Daily Prayer For The Earth

In my usual spot

For a year from September the 1st 2023, Satya Robyn is saying a daily prayer for the Earth twice a day (or is being a witness as someone else reads it).

The texts she uses are a mixture of poems and prayers from different countries and from spiritual traditions.

One prayer will be read out online every day at 8am on Zoom, and one prayer will be read out in a public place – usually Great Malvern, Satya’s home town. She would absolutely love it if you joined her…

Why?

As more and more species slide into extinction, as we lose rainforest and coral reef, and as the Earth’s temperature keeps on rising, the impact of human greed on our eco-systems is now impossible to deny or ignore. Prayer can act as an inoculation against the despair that leads to inaction. It connects us back into the Earth’s beauty, and it gives us the courage to take small compassionate actions. It will also help us to face whatever is coming next.

Which prayers will be used? Does prayer have to be spiritual or religious?

The prayer booklet Satya will use for the daily prayer contains texts and poems from many different traditions and from people from around the world. Satya is a Buddhist priest but she draws inspiration from many places. There are many places to find wisdom, including – of course – nature herself.

What and where?

Satya will both read a prayer online every day at 8am UK time, and read a prayer in public at the top of her local town of Great Malvern at different times each day (if you’d like to join her, the times & dates are here). On Saturdays the prayer will be read at the beginning of the local Malvern Earth Vigil which has been running for several years.

After each prayer there will be ten minutes of silence for people who wish to stay and contemplate or pray in their own way.

She hopes that others will join her on Zoom or in Malvern, and that maybe they’ll even commit to reading a prayer in a public place in their own town too.

Will this project make any difference?

Maybe, maybe not. Our financial, governmental and corporate systems wield huge power, and this is a very small project in a very big world.

That’s okay. Even if it didn’t make any difference at all, Satya would still like to complete a year of daily prayers, as a way of saying thank you to the Earth, as a way of connecting her to wisdom, inspiration and beauty, and as a reminder to keep performing the small compassionate acts that help our Earth.

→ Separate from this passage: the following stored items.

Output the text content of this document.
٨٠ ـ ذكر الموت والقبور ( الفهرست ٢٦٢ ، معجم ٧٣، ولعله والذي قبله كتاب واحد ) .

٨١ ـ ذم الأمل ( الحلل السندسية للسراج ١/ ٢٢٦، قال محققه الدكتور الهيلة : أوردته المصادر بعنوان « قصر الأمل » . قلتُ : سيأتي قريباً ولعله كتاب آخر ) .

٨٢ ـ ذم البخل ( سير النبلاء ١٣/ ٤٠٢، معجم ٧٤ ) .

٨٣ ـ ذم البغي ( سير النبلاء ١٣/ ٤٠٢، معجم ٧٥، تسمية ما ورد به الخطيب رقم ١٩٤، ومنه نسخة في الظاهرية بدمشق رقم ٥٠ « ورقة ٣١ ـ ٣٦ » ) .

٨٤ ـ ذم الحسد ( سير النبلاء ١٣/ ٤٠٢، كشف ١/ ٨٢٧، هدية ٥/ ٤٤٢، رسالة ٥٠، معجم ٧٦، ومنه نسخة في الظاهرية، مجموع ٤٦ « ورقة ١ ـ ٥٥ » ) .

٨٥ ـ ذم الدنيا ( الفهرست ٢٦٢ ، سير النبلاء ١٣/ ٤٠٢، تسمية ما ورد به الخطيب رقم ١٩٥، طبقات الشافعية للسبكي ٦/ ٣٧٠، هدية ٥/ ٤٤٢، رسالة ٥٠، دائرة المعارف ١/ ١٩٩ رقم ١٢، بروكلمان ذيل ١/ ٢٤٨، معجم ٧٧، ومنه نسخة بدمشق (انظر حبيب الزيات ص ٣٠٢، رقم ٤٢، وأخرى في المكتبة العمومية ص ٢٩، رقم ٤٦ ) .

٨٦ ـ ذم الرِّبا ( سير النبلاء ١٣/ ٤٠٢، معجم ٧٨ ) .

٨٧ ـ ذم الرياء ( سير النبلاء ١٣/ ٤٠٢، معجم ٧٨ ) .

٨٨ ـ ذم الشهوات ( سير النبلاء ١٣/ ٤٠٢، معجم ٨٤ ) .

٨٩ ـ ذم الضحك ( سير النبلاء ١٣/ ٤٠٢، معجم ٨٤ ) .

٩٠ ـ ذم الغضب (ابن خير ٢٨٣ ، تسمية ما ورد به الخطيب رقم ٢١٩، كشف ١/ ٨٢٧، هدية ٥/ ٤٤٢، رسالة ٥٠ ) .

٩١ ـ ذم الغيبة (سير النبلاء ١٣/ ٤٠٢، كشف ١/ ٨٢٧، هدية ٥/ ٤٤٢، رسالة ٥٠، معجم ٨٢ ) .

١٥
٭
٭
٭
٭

Satya also trusts that, as Kennedy says in the quote below, each tiny ripple of hope counts.

“Few will have the greatness to bend history itself, but each of us can work to change a small portion of events. It is from numberless diverse acts of courage and belief that human history is shaped. Each time a man stands up for an ideal, or acts to improve the lot of others, or strikes out against injustice, he sends forth a tiny ripple of hope, and crossing each other from a million different centers of energy and daring those ripples build a current which can sweep down the mightiest walls of oppression and resistance.” 

~ Robert F. Kennedy, from the Day of Affirmation Address, University of Capetown, June 6th 1966 

What else can I do to help the planet?

Here’s some information about what you can do to help.

System change is by far the most important thing, and so do focus your efforts on changing our political, financial and governmental structures and influencing big corporations, religious institutions and any other systems that hold power. This might include thinking about how you vote, speaking to your local MPs, joining environmental action groups like Greenpeace, getting involved in protest like marches, actions or non-violent civil disobedience… or maybe even joining this project and reading a prayer to the Earth out in your own town. We all have a part to play.

Personal change is also important and it can also help us feel better to know that we are doing the things that are within our control. Eating more plant-based foods and flying less are the biggest wins. You can also think about how much you drive, shop at ethical stores, do more recycling, eat more local food, use less plastic…

Sign up for more information

If you’d like to receive Satya’s occasional email with information about how the project’s going, subscribe below.

Who is Satya?

Satya is a Buddhist priest who runs the Bright Earth Buddhist temple with her spouse Kaspa. She is also a psychotherapist using Internal Family Systems, and a writer at Going Gently and Gentle Buddhism. She has been involved in eco-activism in small ways since 2019.